Before Arduino There was Basic Stamp: A Classic Teardown
Microcontrollers existed before the Arduino, and a device that anyone could program and blink an LED existed before the first Maker Faire. This might come as a surprise to some, but for others PICs and 68HC11s will remain as the first popular microcontrollers, found in everything from toys to microwave ovens.
Arduino can’t even claim its prominence as the first user-friendly microcontroller development board. This title goes to the humble Basic Stamp, a four-component board that was introduced in the early 1990s. I recently managed to get my hands on an original Basic Stamp kit.
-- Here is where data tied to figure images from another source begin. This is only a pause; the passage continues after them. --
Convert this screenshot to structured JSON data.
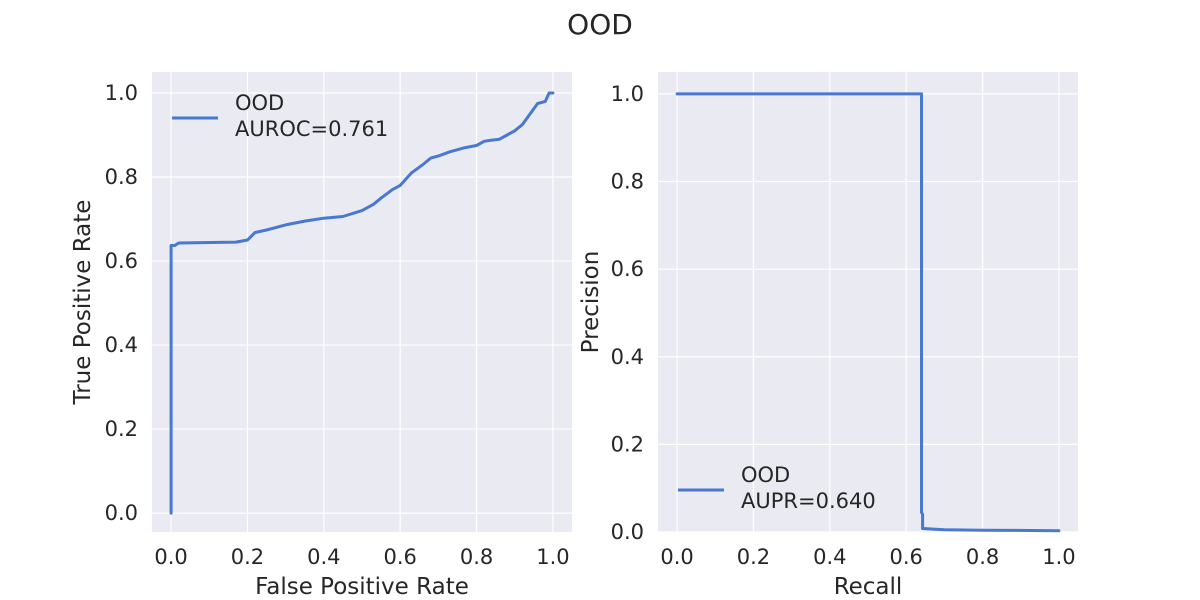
{
  "figure": {
    "title": "OOD",
    "line_color": "#4878d0",
    "panel_bg": "#eaeaf2",
    "grid_color": "#ffffff"
  },
  "chart_data": [
    {
      "type": "line",
      "xlabel": "False Positive Rate",
      "ylabel": "True Positive Rate",
      "xlim": [
        -0.05,
        1.05
      ],
      "ylim": [
        -0.045,
        1.05
      ],
      "xticks": [
        "0.0",
        "0.2",
        "0.4",
        "0.6",
        "0.8",
        "1.0"
      ],
      "yticks": [
        "0.0",
        "0.2",
        "0.4",
        "0.6",
        "0.8",
        "1.0"
      ],
      "grid": true,
      "legend": {
        "placement": "upper-left",
        "lines": [
          "OOD",
          "AUROC=0.761"
        ]
      },
      "series": [
        {
          "name": "OOD AUROC=0.761",
          "x": [
            0.0,
            0.0,
            0.01,
            0.02,
            0.17,
            0.2,
            0.22,
            0.25,
            0.3,
            0.35,
            0.4,
            0.45,
            0.5,
            0.53,
            0.55,
            0.58,
            0.6,
            0.63,
            0.66,
            0.68,
            0.7,
            0.73,
            0.75,
            0.77,
            0.8,
            0.82,
            0.84,
            0.86,
            0.88,
            0.9,
            0.92,
            0.94,
            0.96,
            0.98,
            0.99,
            1.0
          ],
          "y": [
            0.0,
            0.637,
            0.637,
            0.643,
            0.645,
            0.65,
            0.668,
            0.674,
            0.686,
            0.695,
            0.702,
            0.706,
            0.72,
            0.735,
            0.75,
            0.77,
            0.78,
            0.81,
            0.83,
            0.845,
            0.85,
            0.86,
            0.865,
            0.87,
            0.875,
            0.885,
            0.888,
            0.89,
            0.9,
            0.91,
            0.925,
            0.95,
            0.975,
            0.98,
            1.0,
            1.0
          ]
        }
      ]
    },
    {
      "type": "line",
      "xlabel": "Recall",
      "ylabel": "Precision",
      "xlim": [
        -0.05,
        1.05
      ],
      "ylim": [
        0.0,
        1.05
      ],
      "xticks": [
        "0.0",
        "0.2",
        "0.4",
        "0.6",
        "0.8",
        "1.0"
      ],
      "yticks": [
        "0.0",
        "0.2",
        "0.4",
        "0.6",
        "0.8",
        "1.0"
      ],
      "grid": true,
      "legend": {
        "placement": "lower-left",
        "lines": [
          "OOD",
          "AUPR=0.640"
        ]
      },
      "series": [
        {
          "name": "OOD AUPR=0.640",
          "x": [
            0.0,
            0.64,
            0.64,
            0.643,
            0.643,
            0.7,
            0.8,
            1.0
          ],
          "y": [
            1.0,
            1.0,
            0.045,
            0.04,
            0.008,
            0.005,
            0.004,
            0.003
          ]
        }
      ]
    }
  ]
}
This is the teardown and introduction to the first user friendly microcontroller development boards. Consider it a walk down memory lane, showing us how far the hobbyist electronics market has come in the past twenty year, and also an insight in how far we have left to go.

Teardown
The Basic Stamp kit on my workbench was made in 1993, and sold for a suggested retail price of $139 USD. Adjusted for inflation, this is nearly $230 in 2015 dollars. What do you get in the Basic Stamp starter kit? A single stamp, a programmer cable, and a surprising amount of documentation.
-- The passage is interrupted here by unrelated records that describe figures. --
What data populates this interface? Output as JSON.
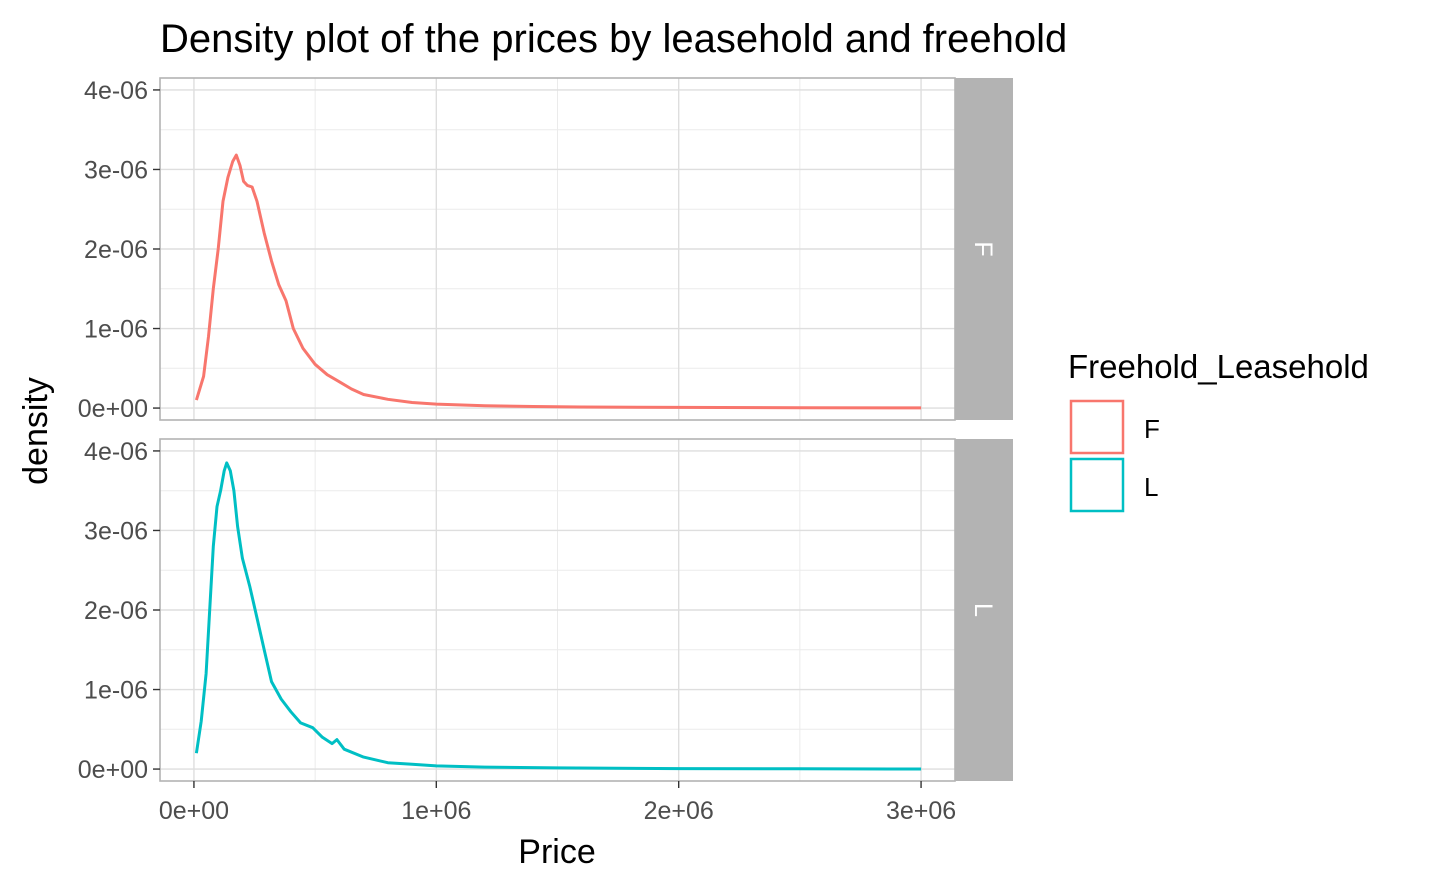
{
  "chart_data": {
    "type": "line",
    "title": "Density plot of the prices by leasehold and freehold",
    "xlabel": "Price",
    "ylabel": "density",
    "xlim": [
      -140000,
      3140000
    ],
    "ylim": [
      -150000000000,
      4150000000000
    ],
    "x_ticks": [
      {
        "value": 0,
        "label": "0e+00"
      },
      {
        "value": 1000000,
        "label": "1e+06"
      },
      {
        "value": 2000000,
        "label": "2e+06"
      },
      {
        "value": 3000000,
        "label": "3e+06"
      }
    ],
    "y_ticks": [
      {
        "value": 0,
        "label": "0e+00"
      },
      {
        "value": 1e-06,
        "label": "1e-06"
      },
      {
        "value": 2e-06,
        "label": "2e-06"
      },
      {
        "value": 3e-06,
        "label": "3e-06"
      },
      {
        "value": 4e-06,
        "label": "4e-06"
      }
    ],
    "grid": true,
    "legend": {
      "title": "Freehold_Leasehold",
      "position": "right",
      "entries": [
        {
          "label": "F",
          "color": "#F8766D"
        },
        {
          "label": "L",
          "color": "#00BFC4"
        }
      ]
    },
    "panels": [
      {
        "strip": "F",
        "color": "#F8766D",
        "points": [
          [
            10000,
            1e-07
          ],
          [
            40000,
            4e-07
          ],
          [
            60000,
            9e-07
          ],
          [
            80000,
            1.5e-06
          ],
          [
            100000,
            2e-06
          ],
          [
            120000,
            2.6e-06
          ],
          [
            140000,
            2.9e-06
          ],
          [
            160000,
            3.1e-06
          ],
          [
            175000,
            3.18e-06
          ],
          [
            190000,
            3.05e-06
          ],
          [
            205000,
            2.85e-06
          ],
          [
            220000,
            2.8e-06
          ],
          [
            240000,
            2.78e-06
          ],
          [
            260000,
            2.6e-06
          ],
          [
            290000,
            2.2e-06
          ],
          [
            320000,
            1.85e-06
          ],
          [
            350000,
            1.55e-06
          ],
          [
            380000,
            1.35e-06
          ],
          [
            410000,
            1e-06
          ],
          [
            450000,
            7.5e-07
          ],
          [
            500000,
            5.5e-07
          ],
          [
            550000,
            4.2e-07
          ],
          [
            600000,
            3.3e-07
          ],
          [
            650000,
            2.4e-07
          ],
          [
            700000,
            1.7e-07
          ],
          [
            800000,
            1.1e-07
          ],
          [
            900000,
            7e-08
          ],
          [
            1000000,
            5e-08
          ],
          [
            1200000,
            3e-08
          ],
          [
            1400000,
            2e-08
          ],
          [
            1600000,
            1.3e-08
          ],
          [
            2000000,
            8e-09
          ],
          [
            2500000,
            4e-09
          ],
          [
            3000000,
            2e-09
          ]
        ]
      },
      {
        "strip": "L",
        "color": "#00BFC4",
        "points": [
          [
            10000,
            2e-07
          ],
          [
            30000,
            6e-07
          ],
          [
            50000,
            1.2e-06
          ],
          [
            65000,
            2e-06
          ],
          [
            80000,
            2.8e-06
          ],
          [
            95000,
            3.3e-06
          ],
          [
            110000,
            3.5e-06
          ],
          [
            125000,
            3.75e-06
          ],
          [
            135000,
            3.85e-06
          ],
          [
            150000,
            3.75e-06
          ],
          [
            165000,
            3.5e-06
          ],
          [
            180000,
            3.05e-06
          ],
          [
            200000,
            2.65e-06
          ],
          [
            230000,
            2.3e-06
          ],
          [
            260000,
            1.9e-06
          ],
          [
            290000,
            1.5e-06
          ],
          [
            320000,
            1.1e-06
          ],
          [
            360000,
            8.8e-07
          ],
          [
            400000,
            7.2e-07
          ],
          [
            440000,
            5.8e-07
          ],
          [
            490000,
            5.2e-07
          ],
          [
            530000,
            4e-07
          ],
          [
            570000,
            3.2e-07
          ],
          [
            590000,
            3.7e-07
          ],
          [
            620000,
            2.5e-07
          ],
          [
            700000,
            1.5e-07
          ],
          [
            800000,
            8e-08
          ],
          [
            900000,
            6e-08
          ],
          [
            1000000,
            4e-08
          ],
          [
            1200000,
            2.5e-08
          ],
          [
            1500000,
            1.5e-08
          ],
          [
            2000000,
            6e-09
          ],
          [
            2500000,
            3e-09
          ],
          [
            3000000,
            1e-09
          ]
        ]
      }
    ]
  }
}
The Basic Stamp is an extremely minimalist board that does just enough to blink an LED, read a button, or drive an LCD. In the official documentation, there are only a handful of parts: a microcontroller, an EEPROM with a few bytes of memory, a crystal, and a voltage regulator.
The PIC16C56XL is the brains of the outfit, featuring 1.5kilobits of Flash memory and 25 bytes of RAM. By modern standards, it’s tiny; the closest modern analog would be the ATtiny10, itself not a very recent chip. Microchip’s smallest and newest chip is the PIC12LF1522, featuring twice as much Flash and ten times the amount of RAM. We’re dealing with an old microcontroller when using the Basic Stamp

Other components include a 93LC56 serial EEPROM. beside that is a 4MHz regulator, a 5V linear regulator, and a transistor and a few resistors for the ‘brown out’ circuit. Power is provided by a 9V battery connector soldered onto the board.
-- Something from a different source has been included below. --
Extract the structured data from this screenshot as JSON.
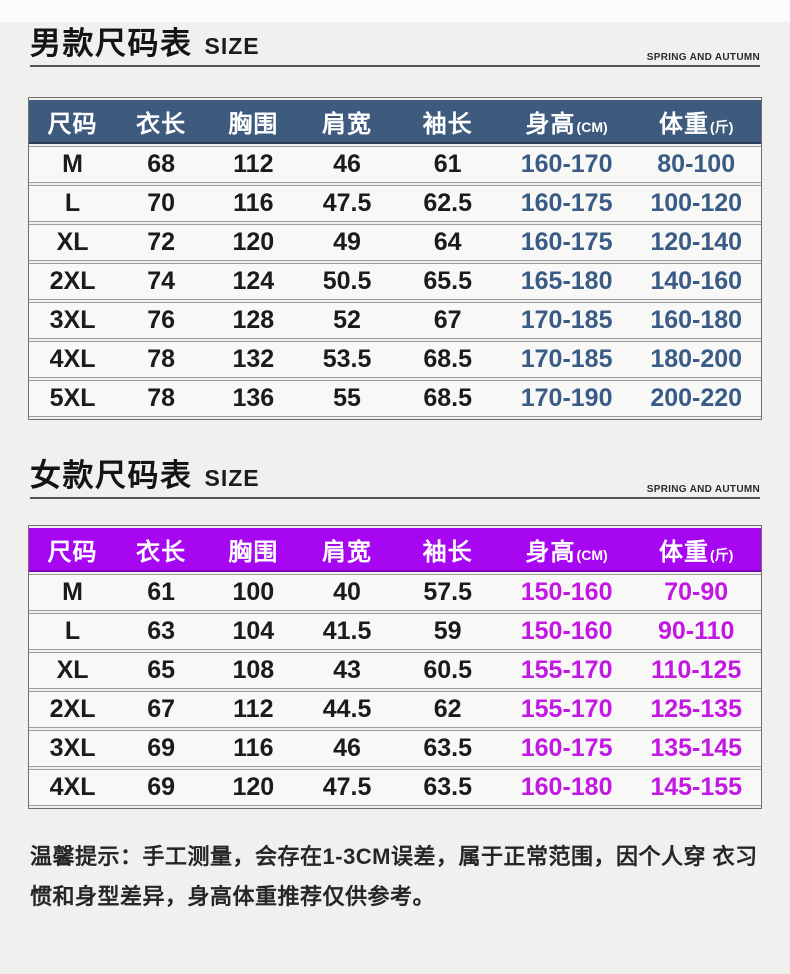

The electronic design of the Basic Stamp is simple, yes, but there’s a method to the madness. The code you write for the Basic Stamp is stored in 256 bytes of the EEPROM. This code is read by a PBASIC interpreter on the PIC, dutifully following commands to blink a LED or display a character on an LCD. No user code is actually stored on the microcontroller.
Programming
How about the programming environment? That’s a single executable running in a DOS shell. The system requirements are only, an IBM PC or compatible, DOS 2.0+, 128k of RAM, and a disk drive. Meager requirements, but this is not something that will run on your modern Windows workstation; it requires a proper parallel port.
For an IDE, the Basic Stamp editor is comparable to earlier Arduino IDEs; Alt+R runs the program on the Stamp connected to the computer, Alt+L loads a program, Alt+S saves a program, and Alt+Q quits the editor.
The BASIC language implemented on the PIC is minimal, but it does everything you would expect; individual pins can be set as input and output, buttons are debounced, and PWM functions are baked into the language.

Context
The Basic Stamp is now regarded as a slow, inconvenient artifact from the past. No one uses it, and the only place you’ll find one is in the back cabinet in a physics or EE classroom. This is an incredible disservice to a still-impressive piece of technology, and looking back at the Basic Stamp with our modern expectations is an incredible bias.
There were microcontroller development platforms before the Basic Stamp, but these were engineering tools, and expensive compared to the Stamp. Development platforms for the electrical hobbyist were around after the stamp, too: the Micromint Domino packed an entire development platform into a rectangular brick of plastic. None of these designs could match the popularity of the Basic Stamp despite the platform’s shortcomings.
The Arduino receives a lot of hate. Detractors say it’s too high-level for proper embedded programming, not high-level enough for a modern workflow, is based on old, obsolete chips, doesn’t have the features of modern ARM microcontrollers, and the IDE is a mess. Despite an even less capable IDE, meager memory, and a slow processor, the Basic Stamp proved incredibly popular. The fact that you could pick up a Basic Stamp development kit at any Radio Shack probably didn’t hurt it’s popularity, either.
Now, with our fancy IDEs, mbed microcontrollers, powerful ARMs, and huge libraries, the ease of use of the Basic Stamp has still not been equaled. It may be slow, outdated, but all of us owe a great debt to the Basic Stamp for introducing an entire generation to the world of embedded programming, microcontrollers, and electronics tinkering.